Israel destroys Palestinian farmland and grazing areas in order to pave hundreds of kilometers of roads for settlers only to use to connect the settlements to each other and to Israel proper. Meanwhile, Palestinians have to encounter roadblocks, racialized checkpoints and other barriers based on the location of the settlements. Racialized segregation systems are equally prolific in the United States of America – precisely given the similarities between Jim Crow laws and apartheid. This is why we see how access to space in both the USA and occupied Palestine is dictated by paradigms of race and class. Settlements in occupied Palestine highlight how space gets taken from one group and given to another. In a like manner, this dispossession of people from their space is seen all over the city of Philadelphia through the process of gentrification. 

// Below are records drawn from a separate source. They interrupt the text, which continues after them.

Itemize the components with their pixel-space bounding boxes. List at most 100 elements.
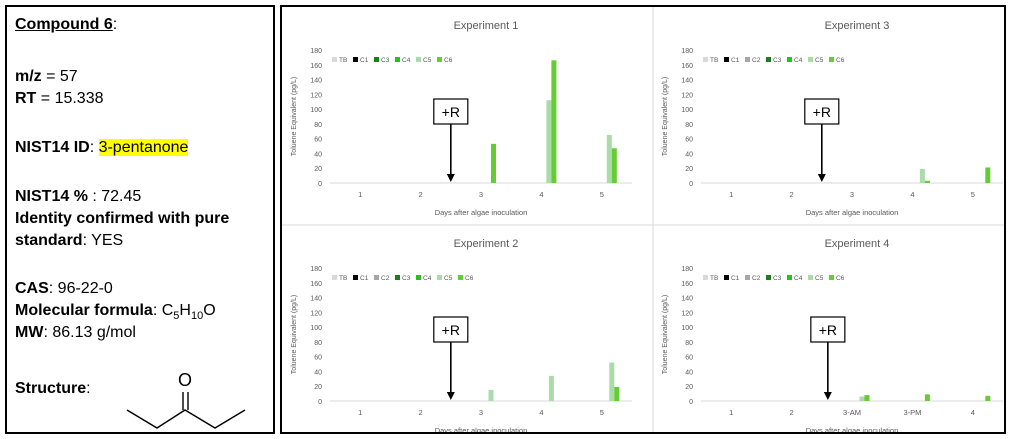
legend-swatch: [395, 275, 400, 280]
legend-label: C5: [444, 275, 453, 282]
x-tick-label: 3: [479, 190, 483, 199]
x-tick-label: 5: [600, 408, 604, 417]
y-tick-label: 120: [681, 92, 693, 99]
x-tick-label: 3-AM: [843, 408, 861, 417]
y-tick-label: 180: [310, 266, 322, 273]
rt-value: = 15.338: [36, 90, 104, 107]
y-tick-label: 40: [685, 151, 693, 158]
identity-line1: Identity confirmed with pure: [15, 209, 229, 229]
y-tick-label: 0: [318, 181, 322, 188]
legend-swatch: [808, 275, 813, 280]
legend-swatch: [829, 275, 834, 280]
y-tick-label: 140: [681, 296, 693, 303]
y-tick-label: 100: [681, 107, 693, 114]
legend-swatch: [808, 57, 813, 62]
formula-h: H: [179, 302, 191, 319]
y-tick-label: 180: [681, 48, 693, 55]
bar: [919, 168, 925, 183]
y-tick-label: 180: [681, 266, 693, 273]
legend-swatch: [353, 57, 358, 62]
x-tick-label: 1: [358, 408, 362, 417]
legend-swatch: [787, 275, 792, 280]
chart-title: Experiment 2: [454, 238, 519, 250]
x-tick-label: 1: [729, 190, 733, 199]
x-axis-label: Days after algae inoculation: [435, 208, 528, 217]
annotation-arrowhead: [823, 392, 832, 400]
mz-value: = 57: [41, 68, 78, 85]
legend-swatch: [416, 275, 421, 280]
heading-colon: :: [112, 16, 118, 33]
y-tick-label: 80: [314, 340, 322, 347]
chart-2: Experiment 3 0 20 40 60 80 100 120 140 160 180 Tolu…: [662, 20, 1003, 217]
y-tick-label: 160: [310, 281, 322, 288]
legend-label: TB: [710, 57, 718, 64]
y-axis-label: Toluene Equivalent (pg/L): [291, 77, 298, 156]
legend-label: C6: [465, 275, 474, 282]
x-tick-label: 5: [971, 190, 975, 199]
formula-label: Molecular formula: [15, 302, 153, 319]
legend-label: C1: [731, 275, 740, 282]
identity-line2: standard: YES: [15, 231, 123, 251]
legend-label: C3: [402, 275, 411, 282]
legend-label: C5: [815, 275, 824, 282]
y-tick-label: 140: [310, 78, 322, 85]
x-tick-label: 4: [539, 190, 543, 199]
y-tick-label: 160: [310, 63, 322, 70]
y-axis-label: Toluene Equivalent (pg/L): [662, 295, 669, 374]
mw-line: MW: 86.13 g/mol: [15, 323, 136, 343]
annotation-label: +R: [819, 322, 837, 338]
legend-label: C4: [794, 57, 803, 64]
legend-label: C5: [423, 57, 432, 64]
formula-line: Molecular formula: C5H10O: [15, 301, 216, 326]
legend-swatch: [332, 275, 337, 280]
y-tick-label: 60: [314, 137, 322, 144]
x-axis-label: Days after algae inoculation: [806, 426, 899, 432]
legend-swatch: [437, 275, 442, 280]
legend-label: TB: [339, 57, 347, 64]
nist-id-label: NIST14 ID: [15, 139, 90, 156]
charts-svg: Experiment 1020406080100120140160180Tolu…: [282, 7, 1004, 432]
identity-label-line1: Identity confirmed with pure: [15, 210, 230, 227]
nist-id-sep: :: [89, 139, 99, 156]
legend-swatch: [703, 57, 708, 62]
legend-label: C4: [402, 57, 411, 64]
nist-pct-label: NIST14 %: [15, 188, 88, 205]
annotation-arrowhead: [817, 174, 826, 182]
legend-swatch: [374, 57, 379, 62]
y-tick-label: 20: [685, 166, 693, 173]
x-tick-label: 4: [971, 408, 975, 417]
structure-label: Structure: [15, 380, 87, 397]
cas-label: CAS: [15, 280, 49, 297]
y-axis-label: Toluene Equivalent (pg/L): [291, 295, 298, 374]
y-tick-label: 160: [681, 63, 693, 70]
identity-label-line2: standard: [15, 232, 83, 249]
legend-label: C3: [773, 57, 782, 64]
annotation-label: +R: [442, 322, 460, 338]
x-axis-label: Days after algae inoculation: [806, 208, 899, 217]
bar: [546, 100, 552, 183]
structure-line: Structure:: [15, 379, 91, 399]
legend-label: C1: [360, 275, 369, 282]
structure-colon: :: [86, 380, 91, 397]
bar: [985, 395, 991, 401]
nist-id-line: NIST14 ID: 3-pentanone: [15, 138, 189, 158]
y-tick-label: 60: [685, 137, 693, 144]
formula-o: O: [203, 302, 216, 319]
y-tick-label: 60: [314, 355, 322, 362]
legend-swatch: [458, 275, 463, 280]
x-tick-label: 3: [850, 190, 854, 199]
legend-label: C1: [731, 57, 740, 64]
compound-heading-line: Compound 6:: [15, 15, 117, 35]
chart-title: Experiment 4: [825, 238, 890, 250]
compound-heading: Compound 6: [15, 16, 113, 33]
legend-swatch: [703, 275, 708, 280]
legend-label: C5: [815, 57, 824, 64]
legend-swatch: [437, 57, 442, 62]
nist-pct-line: NIST14 % : 72.45: [15, 187, 141, 207]
annotation-box: [810, 316, 846, 343]
chart-title: Experiment 3: [825, 20, 890, 32]
identity-value: : YES: [82, 232, 124, 249]
cas-line: CAS: 96-22-0: [15, 279, 113, 299]
legend-swatch: [353, 275, 358, 280]
charts-grid: Experiment 1 0 20 40 60 80 100 120 140 160 180 Tolu…: [280, 5, 1006, 434]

Gentrification is the process by which communities are displaced from their homes due to the influx of wealthier peoples moving into the neighborhoods and impacting living costs. Disguised under the facade of urban development, gentrification primarily impacts racialized minorities. In West Philadelphia, the historically black neighborhood of Black Bottom neighborhood has been gentrified and renamed University City. Black Philadelphians who are excluded from having access to space, are resisting this gentrification and fighting for their homes. This resistance is exemplified in the case of the campaign to Save The UC Townhomes – a resident-led organization working to preserve affordable housing and for housing justice in Philadelphia. Similarly, in an act of resistance against gentrification, the group Students for the Preservation of Chinatown (SPOC) is fighting to prevent the construction of a new sports stadium next to Philly’s Chinatown; a development that would put China town’s cultural heritage at risk and displace its residents. Ultimately, it is evident that access to space and housing is a right only afforded to the colonial elites. Yet, to their dismay, resistance from West Philly to the West Bank will remain steadfast.